A SADDLEWORTH man who is responsible for establishing a popular tourist trail and conquering a previously unclimbed rock face has chalked up another award.
Tony Howard has been highly commended by the Outdoor Writers and Photographers Guild for the book about his life.With judges describing ‘Quest Into The Unknown’ like ‘the outline for a film’, the book tells the story of growing up in Greenfield in the 1940s and a lifetime of exploration from the Arctic to the Antarctic including north Africa, the middle east, the Americas and Asia.
It tells how he was part of the first ever ascent of the Troll Wall – a rock face in Norway previously beyond the realms of climbers – in 1965, a climb described by Joe Brown as ‘One of the greatest ever achievements by British rock climbers’.
It also details his work in the middle east, including the formation of the award-winning Jordan Trail, which now sees thousands of people head to the country to trek and climb.
Now the recognition is ready to go on another wall – at the home on the hills above his home village he shares with Di Taylor.
“I’m dead chuffed,” said Tony, who has won awards around Europe for his title Troll Wall and is in the stages of negotiating a deal to translate his latest work into Italian.
“It’s a personal book that took about three years to write. Well, three years’ worth of rainy days anyway!
“There were various magazine articles right since the 1950s that were used as the source material, which Di sorted into different countries.
“There are also thousands of photographs and by the end, about a third of what I put together had to be cut out.”
For all Tony’s exploration, there was a subject he felt suited him more than most – Greenfield and Saddleworth.“The first six chapters are all about being around Saddleworth and growing up in the area,” Tony said.
“It was nice writing about it, I’d never written about early life before, growing up in Greenfield and working on a farm.
“And back then, Greenfield was pretty much just that, a green field!”
With his latest award and with the Jordan Trail getting bigger and bigger, Tony could be forgiven for sitting back and looking at what he has achieved. Not a chance of it.
He still has plenty on his agenda and other places he wants to visit.
“There’s a project in Egypt that I’d want to finish but going off the beaten track makes things almost impossible,” he said.
“I’d also like to go to Mongolia, Turkmenistan, Afghanistan – I’ve never been beyond Iran.”
The scale of Tony’s travels also takes in Canada and the rocky spine of the Americas, the Himalayas, remote Indian provinces, Madagascar, South Georgia and Antarctica.
Quest Into The Unknown – described as a ‘jaw-dropping account of a life of adventure that is the very definition of true exploration’ – takes the reader from Tony’s youth spent developing the crags of the Peak District, via whaling ships in the Southern Ocean, thousand-mile canoe trips in the Canadian Arctic, living amongst the Bedouin in the rocky mountains of Jordan, to the isolated opium tribes of Thailand.

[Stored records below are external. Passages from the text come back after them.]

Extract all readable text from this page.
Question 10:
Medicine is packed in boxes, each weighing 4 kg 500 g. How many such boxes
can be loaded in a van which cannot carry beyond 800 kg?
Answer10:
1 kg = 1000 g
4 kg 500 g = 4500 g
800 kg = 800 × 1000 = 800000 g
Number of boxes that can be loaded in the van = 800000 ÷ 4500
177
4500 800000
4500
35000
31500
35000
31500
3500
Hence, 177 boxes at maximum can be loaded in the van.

Despite his globetrotting, Tony admits there are countries he cannot and will not visit – even though he has been to Syria three times before.

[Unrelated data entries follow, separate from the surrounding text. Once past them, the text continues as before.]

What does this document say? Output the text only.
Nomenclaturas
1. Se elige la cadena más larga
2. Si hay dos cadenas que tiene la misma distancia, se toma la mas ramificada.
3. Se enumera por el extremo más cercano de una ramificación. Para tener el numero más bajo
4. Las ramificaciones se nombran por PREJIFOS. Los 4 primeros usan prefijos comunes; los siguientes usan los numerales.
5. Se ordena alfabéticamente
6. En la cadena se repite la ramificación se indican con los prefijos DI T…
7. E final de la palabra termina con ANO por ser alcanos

He and Di spotted a yawning gap when they visited the country and are the brains behind the Jordan Trail, which has brought upwards of $6million to the country’s economy and scooped the World Tourism Award 2018.

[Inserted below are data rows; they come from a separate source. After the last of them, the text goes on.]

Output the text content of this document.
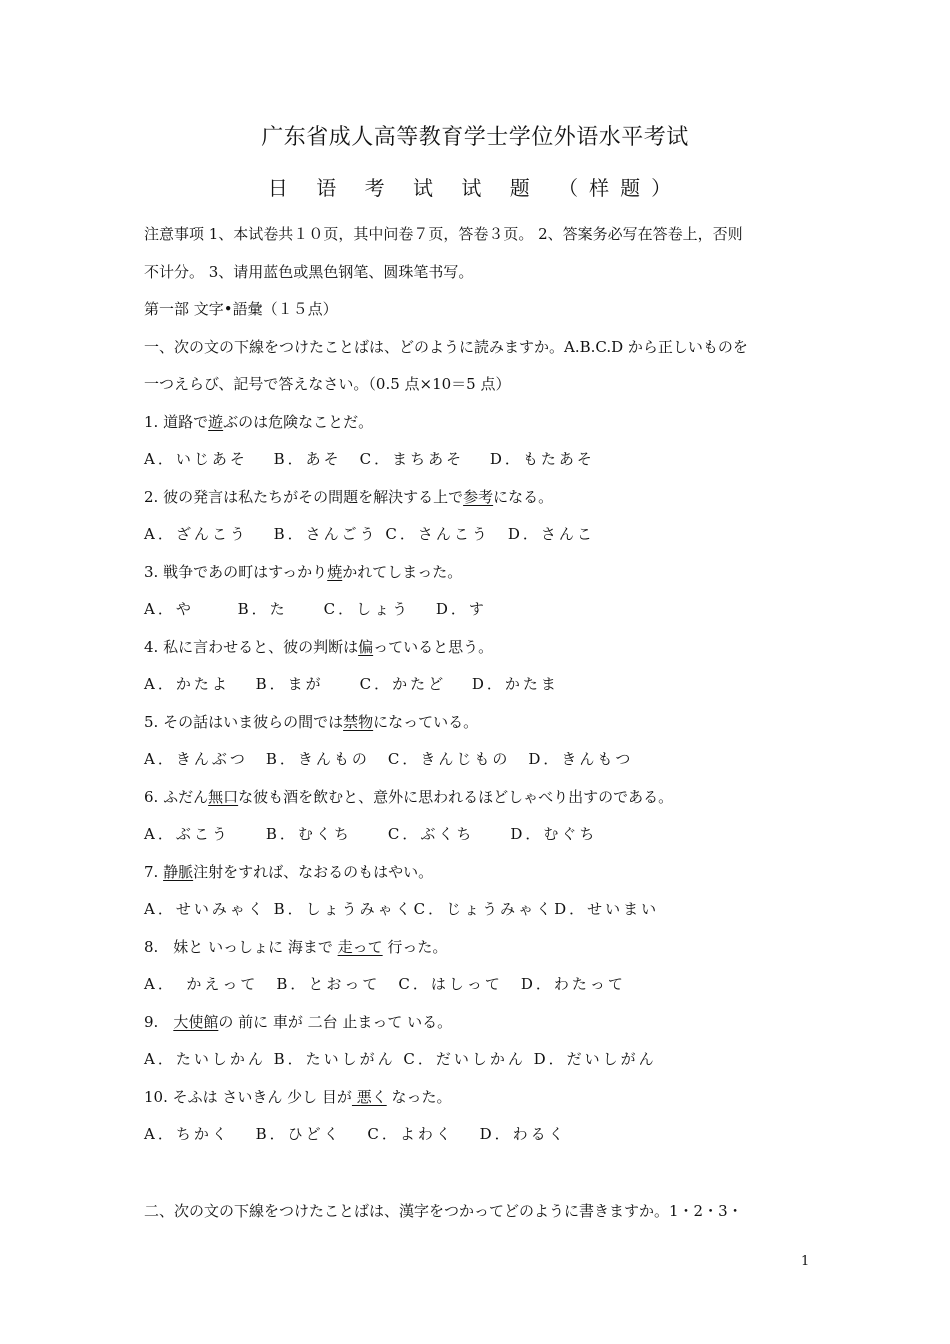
广东省成人高等教育学士学位外语水平考试
日 语 考 试 试 题 （样题）
注意事项 1、本试卷共１０页，其中问卷７页，答卷３页。 2、答案务必写在答卷上，否则
不计分。 3、请用蓝色或黑色钢笔、圆珠笔书写。
第一部 文字•語彙（１５点）
一、次の文の下線をつけたことばは、どのように読みますか。A.B.C.D から正しいものを
一つえらび、記号で答えなさい。（0.5 点×10＝5 点）
1. 道路で遊ぶのは危険なことだ。
A．いじあそ　 B．あそ　C．まちあそ　 D．もたあそ
2. 彼の発言は私たちがその問題を解決する上で参考になる。
A．ざんこう　 B．さんごう C．さんこう　D．さんこ
3. 戦争であの町はすっかり焼かれてしまった。
A．や　　 B．た　　C．しょう　 D．す
4. 私に言わせると、彼の判断は偏っていると思う。
A．かたよ　 B．まが　　C．かたど　 D．かたま
5. その話はいま彼らの間では禁物になっている。
A．きんぶつ　B．きんもの　C．きんじもの　D．きんもつ
6. ふだん無口な彼も酒を飲むと、意外に思われるほどしゃべり出すのである。
A．ぶこう　　B．むくち　　C．ぶくち　　D．むぐち
7. 静脈注射をすれば、なおるのもはやい。
A．せいみゃく B．しょうみゃくC．じょうみゃくD．せいまい
8.　妹と いっしょに 海まで 走って 行った。
A．　かえって　B．とおって　C．はしって　D．わたって
9.　大使館の 前に 車が 二台 止まって いる。
A．たいしかん B．たいしがん C．だいしかん D．だいしがん
10. そふは さいきん 少し 目が 悪く なった。
A．ちかく　 B．ひどく　 C．よわく　 D．わるく
二、次の文の下線をつけたことばは、漢字をつかってどのように書きますか。1・2・3・
1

Their work over about 15 years has even been met with Royal approval and thanks from more than one ruler.
And as ever, Tony is looking forward to developing it even further, with more journeys planned to work closely with people who live there.
He said: “The Jordan Trail is doing really well and now it is winning even more awards.
“They’re currently training up French tourist guides to work on the trail and even though it is in the middle east, Jordan is safe.”
It is not just books and trails Tony is behind. He is also largely responsible for the design of today’s standard climbing sit harness.